“Nascondersi” di Jaime Fountaine: sull’impossibilità di farsi vedere
È difficile misurare lo scorrere del tempo quando le cose restano le stesse. Dopo un po’ non so se sono nascosta da minuti o da ore.
Il racconto dell’adolescenza – il cosiddetto coming of age – è un tema affrontato in ambito letterario da diversi punti di vista, talvolta anche molto distanti tra loro. Ciò che li accomuna tutti, però, è l’evoluzione di una persona non più bambina e non ancora adulta che cerca di trovare un modo per vivere la propria individualità: ci sono sviluppo, formazione, movimento. Nel breve esordio di Jaime Fountaine, Nascondersi (Pidgin Edizioni, 2021, traduzione di Stefano Pirone), sin dalle prime pagine appare evidente che non troveremo nulla di tutto questo, perché il contesto in cui la protagonista si muove è così soffocante da impedirle ogni tentativo di definirsi.

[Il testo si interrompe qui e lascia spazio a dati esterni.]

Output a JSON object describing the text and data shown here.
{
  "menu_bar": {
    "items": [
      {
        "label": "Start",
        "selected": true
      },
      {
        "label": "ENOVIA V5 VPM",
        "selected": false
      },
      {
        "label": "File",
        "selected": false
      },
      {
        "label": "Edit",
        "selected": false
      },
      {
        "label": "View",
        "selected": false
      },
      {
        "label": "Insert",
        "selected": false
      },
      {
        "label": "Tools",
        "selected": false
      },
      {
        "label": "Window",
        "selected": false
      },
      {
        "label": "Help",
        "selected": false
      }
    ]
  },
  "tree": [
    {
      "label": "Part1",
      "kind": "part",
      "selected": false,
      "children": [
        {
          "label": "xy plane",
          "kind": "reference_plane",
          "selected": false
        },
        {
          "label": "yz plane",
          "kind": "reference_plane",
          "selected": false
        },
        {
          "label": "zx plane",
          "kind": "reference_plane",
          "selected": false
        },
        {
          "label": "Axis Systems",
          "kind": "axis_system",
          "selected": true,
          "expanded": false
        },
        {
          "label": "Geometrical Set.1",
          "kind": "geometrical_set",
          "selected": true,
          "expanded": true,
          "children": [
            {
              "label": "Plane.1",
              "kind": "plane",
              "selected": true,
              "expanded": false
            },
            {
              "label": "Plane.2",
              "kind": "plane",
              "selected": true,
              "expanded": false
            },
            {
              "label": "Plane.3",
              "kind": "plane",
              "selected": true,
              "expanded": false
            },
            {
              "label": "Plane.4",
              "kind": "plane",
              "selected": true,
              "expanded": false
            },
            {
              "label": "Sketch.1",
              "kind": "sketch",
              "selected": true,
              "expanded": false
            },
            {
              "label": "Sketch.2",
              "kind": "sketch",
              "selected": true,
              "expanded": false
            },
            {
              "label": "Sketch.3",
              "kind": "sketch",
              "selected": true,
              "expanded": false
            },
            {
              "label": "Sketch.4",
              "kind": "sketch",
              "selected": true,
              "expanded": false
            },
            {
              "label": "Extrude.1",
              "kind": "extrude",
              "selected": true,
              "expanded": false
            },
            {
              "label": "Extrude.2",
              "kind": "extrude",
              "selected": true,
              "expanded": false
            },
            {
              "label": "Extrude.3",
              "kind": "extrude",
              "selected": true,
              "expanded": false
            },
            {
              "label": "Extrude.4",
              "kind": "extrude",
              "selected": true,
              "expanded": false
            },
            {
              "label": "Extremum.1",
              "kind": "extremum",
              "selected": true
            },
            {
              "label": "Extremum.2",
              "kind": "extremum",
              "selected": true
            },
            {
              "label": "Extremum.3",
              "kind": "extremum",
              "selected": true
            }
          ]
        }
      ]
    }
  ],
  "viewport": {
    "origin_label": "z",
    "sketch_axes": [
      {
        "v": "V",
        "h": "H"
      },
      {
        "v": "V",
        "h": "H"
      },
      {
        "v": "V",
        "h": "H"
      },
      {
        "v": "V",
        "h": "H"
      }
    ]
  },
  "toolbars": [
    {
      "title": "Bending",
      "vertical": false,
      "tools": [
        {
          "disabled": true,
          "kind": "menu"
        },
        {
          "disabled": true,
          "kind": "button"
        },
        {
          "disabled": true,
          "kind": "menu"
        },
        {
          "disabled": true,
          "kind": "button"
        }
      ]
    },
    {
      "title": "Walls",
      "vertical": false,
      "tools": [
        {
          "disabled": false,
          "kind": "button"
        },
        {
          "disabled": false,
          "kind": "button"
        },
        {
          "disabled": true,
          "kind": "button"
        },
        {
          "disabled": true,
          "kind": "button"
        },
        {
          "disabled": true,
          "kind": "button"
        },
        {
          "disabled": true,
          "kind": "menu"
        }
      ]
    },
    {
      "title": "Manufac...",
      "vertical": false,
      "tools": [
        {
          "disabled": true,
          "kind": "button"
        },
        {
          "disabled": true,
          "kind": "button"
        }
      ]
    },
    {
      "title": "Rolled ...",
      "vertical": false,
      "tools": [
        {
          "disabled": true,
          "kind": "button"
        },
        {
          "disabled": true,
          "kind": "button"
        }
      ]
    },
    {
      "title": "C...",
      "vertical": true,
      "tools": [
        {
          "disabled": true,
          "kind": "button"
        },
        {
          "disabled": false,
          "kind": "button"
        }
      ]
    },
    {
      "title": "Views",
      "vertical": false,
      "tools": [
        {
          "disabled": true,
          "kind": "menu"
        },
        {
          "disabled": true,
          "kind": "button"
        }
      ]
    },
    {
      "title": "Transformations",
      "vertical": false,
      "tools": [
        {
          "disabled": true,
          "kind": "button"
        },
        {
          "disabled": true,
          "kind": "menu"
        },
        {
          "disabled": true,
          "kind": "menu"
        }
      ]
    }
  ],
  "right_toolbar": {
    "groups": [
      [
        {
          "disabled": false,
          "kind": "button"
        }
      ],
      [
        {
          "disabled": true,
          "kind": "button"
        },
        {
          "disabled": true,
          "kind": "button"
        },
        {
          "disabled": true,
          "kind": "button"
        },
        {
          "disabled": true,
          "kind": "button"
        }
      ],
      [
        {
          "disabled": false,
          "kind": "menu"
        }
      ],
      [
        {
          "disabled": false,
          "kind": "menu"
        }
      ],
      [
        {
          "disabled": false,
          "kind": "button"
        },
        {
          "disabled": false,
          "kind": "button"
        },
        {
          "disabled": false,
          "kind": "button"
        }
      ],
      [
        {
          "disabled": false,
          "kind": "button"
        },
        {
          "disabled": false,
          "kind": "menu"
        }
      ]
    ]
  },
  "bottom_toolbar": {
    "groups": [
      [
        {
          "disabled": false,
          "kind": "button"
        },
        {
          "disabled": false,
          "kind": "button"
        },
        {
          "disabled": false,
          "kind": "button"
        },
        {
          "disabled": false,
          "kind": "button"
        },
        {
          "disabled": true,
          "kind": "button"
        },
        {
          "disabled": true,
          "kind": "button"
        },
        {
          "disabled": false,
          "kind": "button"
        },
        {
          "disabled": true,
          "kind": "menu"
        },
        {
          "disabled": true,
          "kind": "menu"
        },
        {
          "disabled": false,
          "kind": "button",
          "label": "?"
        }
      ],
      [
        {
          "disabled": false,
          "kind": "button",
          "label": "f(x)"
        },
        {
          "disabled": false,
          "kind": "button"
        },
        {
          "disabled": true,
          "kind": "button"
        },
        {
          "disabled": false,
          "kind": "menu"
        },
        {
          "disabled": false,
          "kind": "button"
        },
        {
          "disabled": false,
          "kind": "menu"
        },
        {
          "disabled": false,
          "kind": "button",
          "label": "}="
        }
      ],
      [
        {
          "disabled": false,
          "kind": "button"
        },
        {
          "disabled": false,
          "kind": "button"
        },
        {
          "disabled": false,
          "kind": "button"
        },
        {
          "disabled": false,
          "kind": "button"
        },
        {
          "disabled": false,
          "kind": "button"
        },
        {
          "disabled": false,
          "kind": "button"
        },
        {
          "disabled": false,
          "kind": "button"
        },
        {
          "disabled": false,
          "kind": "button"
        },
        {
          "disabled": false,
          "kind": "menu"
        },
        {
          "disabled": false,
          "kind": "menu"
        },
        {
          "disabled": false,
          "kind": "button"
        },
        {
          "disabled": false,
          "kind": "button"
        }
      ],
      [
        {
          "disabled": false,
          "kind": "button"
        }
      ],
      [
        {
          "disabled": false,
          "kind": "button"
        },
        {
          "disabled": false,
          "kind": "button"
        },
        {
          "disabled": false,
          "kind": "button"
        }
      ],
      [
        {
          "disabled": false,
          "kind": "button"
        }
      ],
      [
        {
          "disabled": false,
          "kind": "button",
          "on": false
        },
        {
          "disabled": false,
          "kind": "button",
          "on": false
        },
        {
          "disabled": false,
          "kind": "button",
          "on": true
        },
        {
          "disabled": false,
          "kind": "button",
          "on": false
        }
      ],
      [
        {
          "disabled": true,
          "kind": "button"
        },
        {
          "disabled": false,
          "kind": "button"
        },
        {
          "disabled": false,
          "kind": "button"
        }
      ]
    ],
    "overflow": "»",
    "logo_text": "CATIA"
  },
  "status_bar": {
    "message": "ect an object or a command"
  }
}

Con una scrittura pregna di malinconia e disillusione, Fountaine narra la storia di una ragazza di tredici anni che si ritrova a vivere giornate sempre uguali: tra una madre che non la accudisce, rapporti sociali inconcludenti e partite a nascondino, il tempo sembra non passare mai nella periferia statunitense, e contemporaneamente scorrere troppo in fretta. La protagonista osserva tutto ciò che avviene nella sua vita lasciandosi trascinare dagli eventi, e lo racconta con una voce assente e priva di speranze – come d’altronde appare tutta la sua esistenza. Leggere i suoi pensieri significa introdursi nel mondo di un’adolescente schiacciata dal peso delle circostanze, al punto tale da non credere nemmeno di poter immaginare un’alternativa.
«Che differenza c’è tra dire di sì e volerlo?» chiedo. Non lo so veramente.
La ragazza non ha il tempo e lo spazio necessari per coltivare il suo sé più intimo, e proprio per questo è costretta a rimanere sullo sfondo della propria vita; oramai si è nascosta da talmente tanto che non sa più come ritrovarsi. Sono molte le difficoltà che affollano le sue giornate: deve lavorare come babysitter per comprarsi ciò che le serve; deve pensare alla madre, che non riesce a tenere in piedi la sua vita perché dipende da chi ha accanto; deve fare i conti con amicizie di convenienza e con un ragazzo che si vergogna di lei. Come se tutto ciò non bastasse, nella sua zona si aggira un maniaco che molesta le adolescenti della sua età: un’ulteriore preoccupazione che si aggiunge alla già precaria pila da tenere in equilibrio. Quello che più destabilizza, però, è che questa costruzione – sorretta da piccole mani che stanno crescendo – non cade mai. Non sono né la presunta maturità raggiunta dalla protagonista diventata grande troppo in fretta né la sua inspiegabile abilità a mantenerla in piedi – piuttosto, è la sua toccante mancanza di partecipazione emotiva: questo crollo non può esistere se nessuno si fa male.
Ciò provoca riflessioni molto profonde sulla crudeltà che a volte avvolge l’ambiente circostante e obbliga una ragazza di tredici anni ad abbandonare la spensieratezza e la volontà di scoperta perché – semplicemente – non c’è modo di provarle.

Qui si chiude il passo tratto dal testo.